Biosynthesis Pathways of Thymidine Hypermodifications
Yan-Jiun Lee 1*, Nan Dai 1, Stephanie I. Muller 1, Chudi Guan 1, Mackenzie J. Parker 1, Morgan E. Fraser 1, Shannon E. Walsh 1, Janani Sridar 1, Andrew Mulholland 1, Krutika Nayak 1, Zhiyi Sun 1, Yu-Cheng Lin 1, Donald G. Comb 1, Katherine Marks 1, Reyaz Gonzalez 2, Daniel P. Dowling 2, Vahe Bandarian 3, Lana Saleh 1, Ivan R. Correa, Jr 1, Peter R. Weigele 1
- Research Department, New England Biolabs, Inc.
- Chemistry Department, University of Massachusetts Boston
- Department of Chemistry, University of Utah
The DNAs of bacterial viruses are known to contain diverse, chemically complex modifications to thymidine to protect the viral DNA from the endonuclease-based defenses of the bacterial hosts, but their biosynthetic processes are enigmatic. Up to half of thymidines in the Pseudomonas phage M6, the Salmonella phage ViI, and others, contain exotic chemical moieties synthesized via the post-replicative modification of 5-hydroxymethyluridine (5-hmdU) on the genomic DNA. The gene candidates involved in the biosynthesis process were predicted through comparative genomic analysis of the thymidine hypermodified phages.
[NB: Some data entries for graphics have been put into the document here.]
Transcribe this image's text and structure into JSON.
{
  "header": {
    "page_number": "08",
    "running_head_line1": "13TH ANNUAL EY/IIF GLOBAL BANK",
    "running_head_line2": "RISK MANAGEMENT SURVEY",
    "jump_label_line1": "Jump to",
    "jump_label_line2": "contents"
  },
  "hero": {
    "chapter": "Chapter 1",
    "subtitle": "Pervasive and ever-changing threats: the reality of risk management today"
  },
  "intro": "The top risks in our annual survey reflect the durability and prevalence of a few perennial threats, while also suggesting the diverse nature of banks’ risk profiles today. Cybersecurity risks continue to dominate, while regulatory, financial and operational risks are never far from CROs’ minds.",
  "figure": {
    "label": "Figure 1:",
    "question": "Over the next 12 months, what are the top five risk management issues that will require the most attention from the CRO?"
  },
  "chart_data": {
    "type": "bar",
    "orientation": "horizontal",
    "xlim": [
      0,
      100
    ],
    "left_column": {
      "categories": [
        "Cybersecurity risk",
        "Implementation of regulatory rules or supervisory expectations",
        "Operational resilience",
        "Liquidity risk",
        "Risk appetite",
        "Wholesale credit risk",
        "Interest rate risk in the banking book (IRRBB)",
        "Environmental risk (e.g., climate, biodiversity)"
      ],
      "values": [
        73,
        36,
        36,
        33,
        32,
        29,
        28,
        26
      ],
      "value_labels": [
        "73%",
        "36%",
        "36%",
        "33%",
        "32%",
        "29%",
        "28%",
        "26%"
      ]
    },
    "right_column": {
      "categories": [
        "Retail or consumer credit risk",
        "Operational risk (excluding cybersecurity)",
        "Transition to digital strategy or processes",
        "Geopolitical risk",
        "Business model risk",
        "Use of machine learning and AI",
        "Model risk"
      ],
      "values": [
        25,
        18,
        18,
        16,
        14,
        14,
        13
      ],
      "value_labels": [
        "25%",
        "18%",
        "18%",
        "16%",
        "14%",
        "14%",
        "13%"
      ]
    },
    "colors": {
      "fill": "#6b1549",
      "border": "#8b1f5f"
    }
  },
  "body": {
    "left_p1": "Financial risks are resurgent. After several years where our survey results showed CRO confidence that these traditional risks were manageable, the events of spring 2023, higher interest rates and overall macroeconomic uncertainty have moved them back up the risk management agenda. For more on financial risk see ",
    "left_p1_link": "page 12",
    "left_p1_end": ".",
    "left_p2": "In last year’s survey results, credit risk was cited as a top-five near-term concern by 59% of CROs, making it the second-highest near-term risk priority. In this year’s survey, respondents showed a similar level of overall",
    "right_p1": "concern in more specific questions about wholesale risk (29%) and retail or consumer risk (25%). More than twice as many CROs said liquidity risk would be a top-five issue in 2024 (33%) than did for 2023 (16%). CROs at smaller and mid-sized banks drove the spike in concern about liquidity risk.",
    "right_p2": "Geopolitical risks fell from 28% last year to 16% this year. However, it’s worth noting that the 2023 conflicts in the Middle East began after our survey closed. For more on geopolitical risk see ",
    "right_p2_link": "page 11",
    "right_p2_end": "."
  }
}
We have determined that these thymidine hypermodifications are derived from free amino acids enzymatically installed on 5-hmdU. Various enzyme classes, such as radical SAM isomerases, PLP-dependent decarboxylases, flavin-dependent lyases, and acetyltransferases, further sculpt these appended amino acids. The combinatorial permutations of thymidine hypermodification genes found in viral metagenomes from geographically widespread sources suggest an untapped reservoir of chemical diversity in DNA hypermodifications.